Does the C execv() function terminate the child proccess?

Chris Allen picture Chris Allen · Mar 2, 2011 · Viewed 9.6k times · Source

Heres a breakdown of my code.

I have a program that forks a child (and registers the child's pid in a file) and then does its own thing. The child becomes any program the programmer has dignified with argv. When the child is finished executing, it sends a signal (using SIGUSR1) back to the parent processes so the parent knows to remove the child from the file.
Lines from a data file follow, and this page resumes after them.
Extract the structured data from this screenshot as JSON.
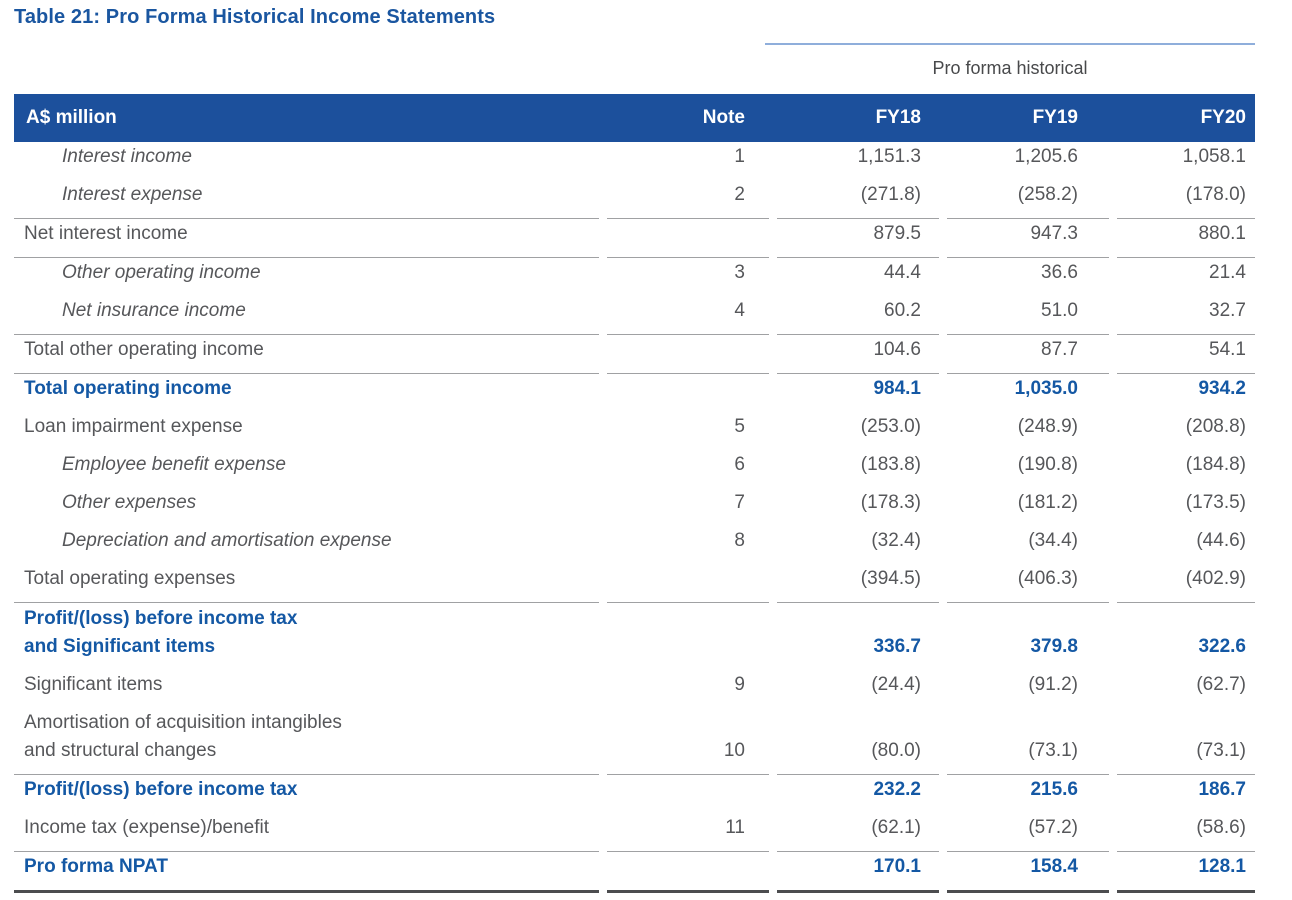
{
  "title": "Table 21: Pro Forma Historical Income Statements",
  "colors": {
    "header_bg": "#1C509C",
    "header_text": "#FFFFFF",
    "title_text": "#1A56A0",
    "emphasis_text": "#1458A4",
    "body_text": "#56575A",
    "group_header_text": "#48494B",
    "rule_thin": "#A0A1A3",
    "rule_thick": "#4C4D4F",
    "group_rule": "#8FAEDB",
    "page_bg": "#FFFFFF"
  },
  "table": {
    "group_header": "Pro forma historical",
    "columns": [
      "A$ million",
      "Note",
      "FY18",
      "FY19",
      "FY20"
    ],
    "rows": [
      {
        "label": "Interest income",
        "style": "detail",
        "note": "1",
        "fy18": "1,151.3",
        "fy19": "1,205.6",
        "fy20": "1,058.1",
        "rule": "none"
      },
      {
        "label": "Interest expense",
        "style": "detail",
        "note": "2",
        "fy18": "(271.8)",
        "fy19": "(258.2)",
        "fy20": "(178.0)",
        "rule": "thin"
      },
      {
        "label": "Net interest income",
        "style": "plain",
        "note": "",
        "fy18": "879.5",
        "fy19": "947.3",
        "fy20": "880.1",
        "rule": "thin"
      },
      {
        "label": "Other operating income",
        "style": "detail",
        "note": "3",
        "fy18": "44.4",
        "fy19": "36.6",
        "fy20": "21.4",
        "rule": "none"
      },
      {
        "label": "Net insurance income",
        "style": "detail",
        "note": "4",
        "fy18": "60.2",
        "fy19": "51.0",
        "fy20": "32.7",
        "rule": "thin"
      },
      {
        "label": "Total other operating income",
        "style": "plain",
        "note": "",
        "fy18": "104.6",
        "fy19": "87.7",
        "fy20": "54.1",
        "rule": "thin"
      },
      {
        "label": "Total operating income",
        "style": "total",
        "note": "",
        "fy18": "984.1",
        "fy19": "1,035.0",
        "fy20": "934.2",
        "rule": "none"
      },
      {
        "label": "Loan impairment expense",
        "style": "plain",
        "note": "5",
        "fy18": "(253.0)",
        "fy19": "(248.9)",
        "fy20": "(208.8)",
        "rule": "none"
      },
      {
        "label": "Employee benefit expense",
        "style": "detail",
        "note": "6",
        "fy18": "(183.8)",
        "fy19": "(190.8)",
        "fy20": "(184.8)",
        "rule": "none"
      },
      {
        "label": "Other expenses",
        "style": "detail",
        "note": "7",
        "fy18": "(178.3)",
        "fy19": "(181.2)",
        "fy20": "(173.5)",
        "rule": "none"
      },
      {
        "label": "Depreciation and amortisation expense",
        "style": "detail",
        "note": "8",
        "fy18": "(32.4)",
        "fy19": "(34.4)",
        "fy20": "(44.6)",
        "rule": "none"
      },
      {
        "label": "Total operating expenses",
        "style": "plain",
        "note": "",
        "fy18": "(394.5)",
        "fy19": "(406.3)",
        "fy20": "(402.9)",
        "rule": "thin"
      },
      {
        "label": "Profit/(loss) before income tax\nand Significant items",
        "style": "total",
        "two_line": true,
        "note": "",
        "fy18": "336.7",
        "fy19": "379.8",
        "fy20": "322.6",
        "rule": "none"
      },
      {
        "label": "Significant items",
        "style": "plain",
        "note": "9",
        "fy18": "(24.4)",
        "fy19": "(91.2)",
        "fy20": "(62.7)",
        "rule": "none"
      },
      {
        "label": "Amortisation of acquisition intangibles\nand structural changes",
        "style": "plain",
        "two_line": true,
        "note": "10",
        "fy18": "(80.0)",
        "fy19": "(73.1)",
        "fy20": "(73.1)",
        "rule": "thin"
      },
      {
        "label": "Profit/(loss) before income tax",
        "style": "total",
        "note": "",
        "fy18": "232.2",
        "fy19": "215.6",
        "fy20": "186.7",
        "rule": "none"
      },
      {
        "label": "Income tax (expense)/benefit",
        "style": "plain",
        "note": "11",
        "fy18": "(62.1)",
        "fy19": "(57.2)",
        "fy20": "(58.6)",
        "rule": "thin"
      },
      {
        "label": "Pro forma NPAT",
        "style": "total",
        "note": "",
        "fy18": "170.1",
        "fy19": "158.4",
        "fy20": "128.1",
        "rule": "thick"
      }
    ]
  }
}
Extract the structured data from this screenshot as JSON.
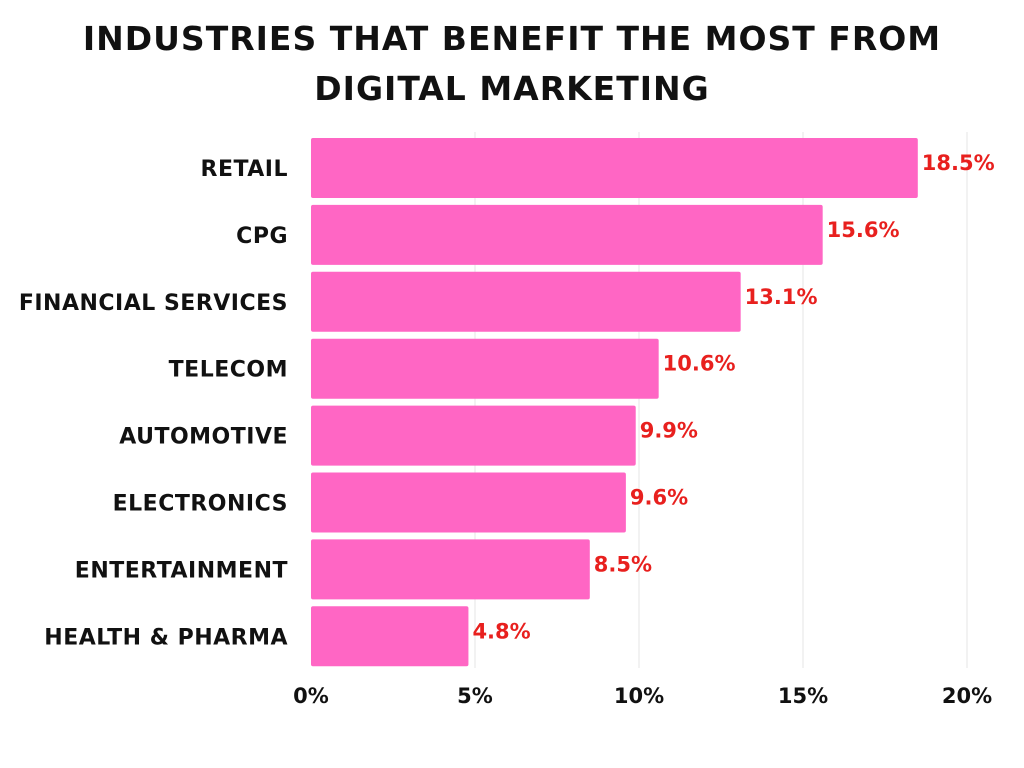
{
  "chart_data": {
    "type": "bar",
    "orientation": "horizontal",
    "title": "Industries That Benefit the Most From Digital Marketing",
    "categories": [
      "Retail",
      "CPG",
      "Financial Services",
      "Telecom",
      "Automotive",
      "Electronics",
      "Entertainment",
      "Health & Pharma"
    ],
    "values": [
      18.5,
      15.6,
      13.1,
      10.6,
      9.9,
      9.6,
      8.5,
      4.8
    ],
    "data_labels": [
      "18.5%",
      "15.6%",
      "13.1%",
      "10.6%",
      "9.9%",
      "9.6%",
      "8.5%",
      "4.8%"
    ],
    "xlim": [
      0,
      20
    ],
    "xticks": [
      0,
      5,
      10,
      15,
      20
    ],
    "xtick_labels": [
      "0%",
      "5%",
      "10%",
      "15%",
      "20%"
    ],
    "xlabel": "",
    "ylabel": "",
    "grid": "vertical",
    "colors": {
      "bar": "#ff66c4",
      "label": "#e8201e",
      "grid": "#e6e6e6"
    }
  }
}
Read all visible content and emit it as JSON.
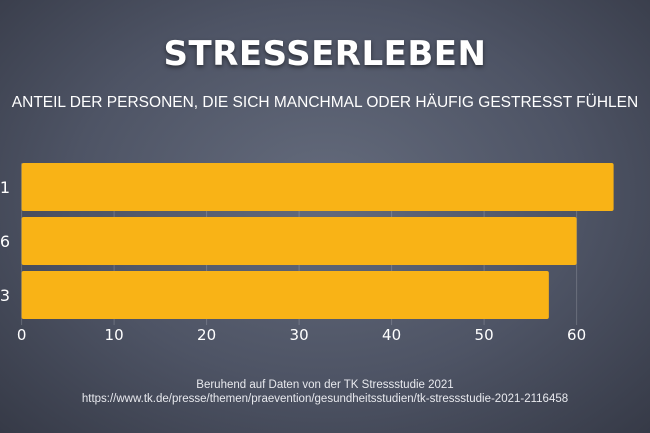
{
  "chart_data": {
    "type": "bar",
    "orientation": "horizontal",
    "title": "STRESSERLEBEN",
    "subtitle": "ANTEIL DER PERSONEN, DIE SICH MANCHMAL ODER HÄUFIG GESTRESST FÜHLEN",
    "categories": [
      "1",
      "6",
      "3"
    ],
    "values": [
      64,
      60,
      57
    ],
    "xlim": [
      0,
      65
    ],
    "xticks": [
      "0",
      "10",
      "20",
      "30",
      "40",
      "50",
      "60"
    ],
    "grid": true,
    "bar_color": "#f9b316",
    "source": [
      "Beruhend auf Daten von der TK Stressstudie 2021",
      "https://www.tk.de/presse/themen/praevention/gesundheitsstudien/tk-stressstudie-2021-2116458"
    ]
  }
}
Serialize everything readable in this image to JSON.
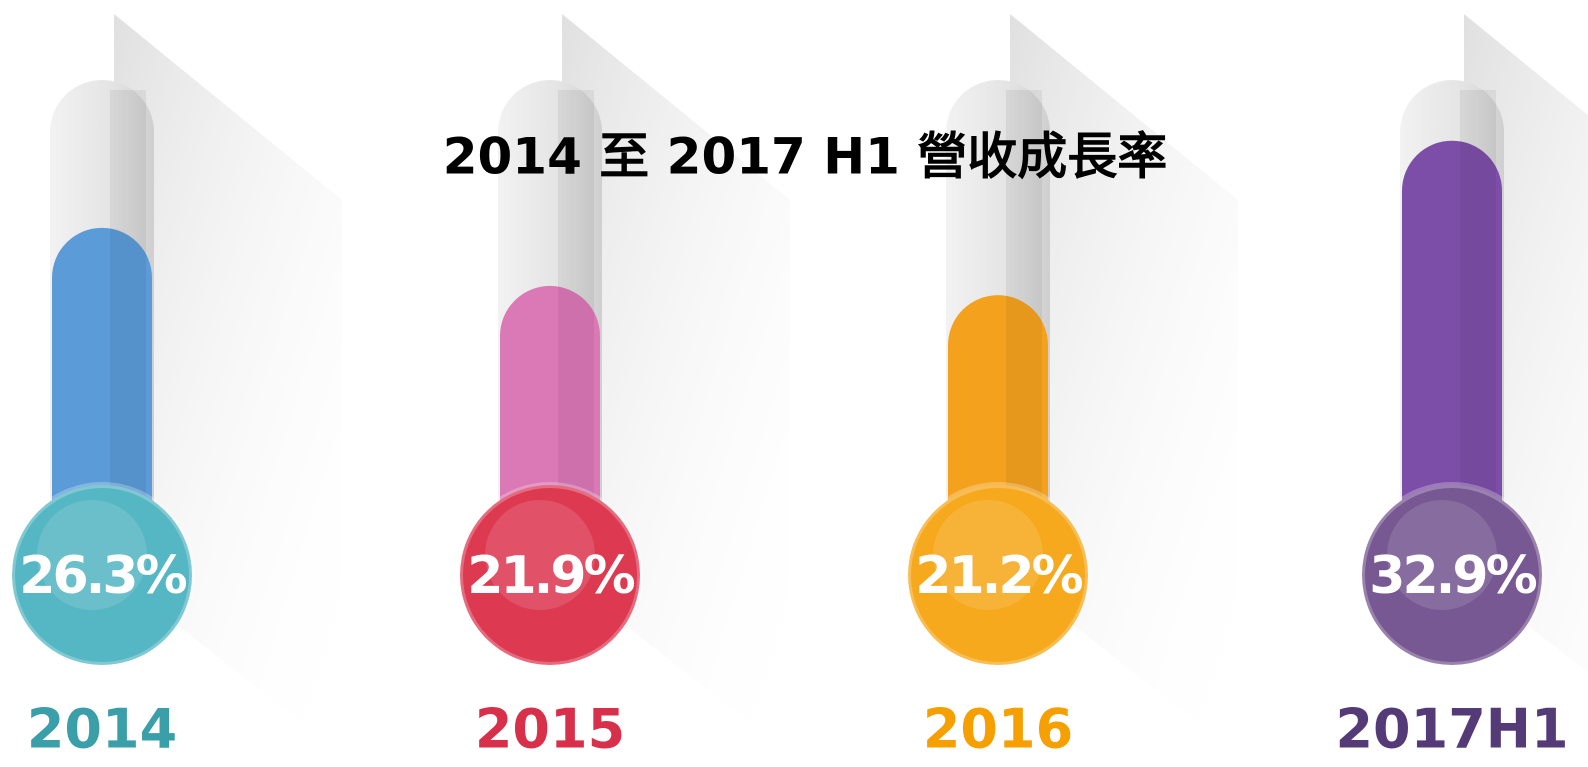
{
  "chart_data": {
    "type": "thermometer",
    "title": "2014  至  2017 H1 營收成長率",
    "categories": [
      "2014",
      "2015",
      "2016",
      "2017H1"
    ],
    "values": [
      26.3,
      21.9,
      21.2,
      32.9
    ],
    "value_labels": [
      "26.3%",
      "21.9%",
      "21.2%",
      "32.9%"
    ],
    "tube_colors": [
      "#5b9bd8",
      "#db78b6",
      "#f4a21e",
      "#7d4ea8"
    ],
    "bulb_colors": [
      "#56b7c4",
      "#dd3a52",
      "#f6a91c",
      "#775892"
    ],
    "label_colors": [
      "#3a9fa9",
      "#d8304a",
      "#f5a000",
      "#553a78"
    ]
  }
}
The parent should stop a second, acknowledge the deleted entry by updating its table, and continue where it left off.

pid = fork();
switch(pid){
case -1:{
    exit(1);
}

case 0 :{
    (*table[numP-1]).pid = getpid(); //Global that stores pids
    add();                             //saves table into a text file 
    freeT(table);                  //Frees table 
    execv(argv[3], &argv[4]);          //Executes new program with argv 
    printf("finished execution\n");  
    del(getpid());                     //Erases pid from file 
    refreshReq();                      //Sends SIGUSR1 to parent
    return 0;
}
default:{
    ... //Does its own thing
}
}

The problem is that the after execv successfully starts and finishes (A printf statement before the return 0 lets me know), I do not see the rest of the commands in the switch statement being executed. I am wondering if the execv has like a ^C command in it which kills the child when it finishes and thus never finishes the rest of the commands. I looked into the man pages but did not find anything useful on the subject.

Thanks!

Answer

Steve Jessop picture Steve Jessop · Mar 2, 2011

execv replaces the currently executing program with a different one. It doesn't restore the old program once that new program is done, hence it's documented "on success, execv does not return".

So, you should see your message "finished execution" if and only if execv fails.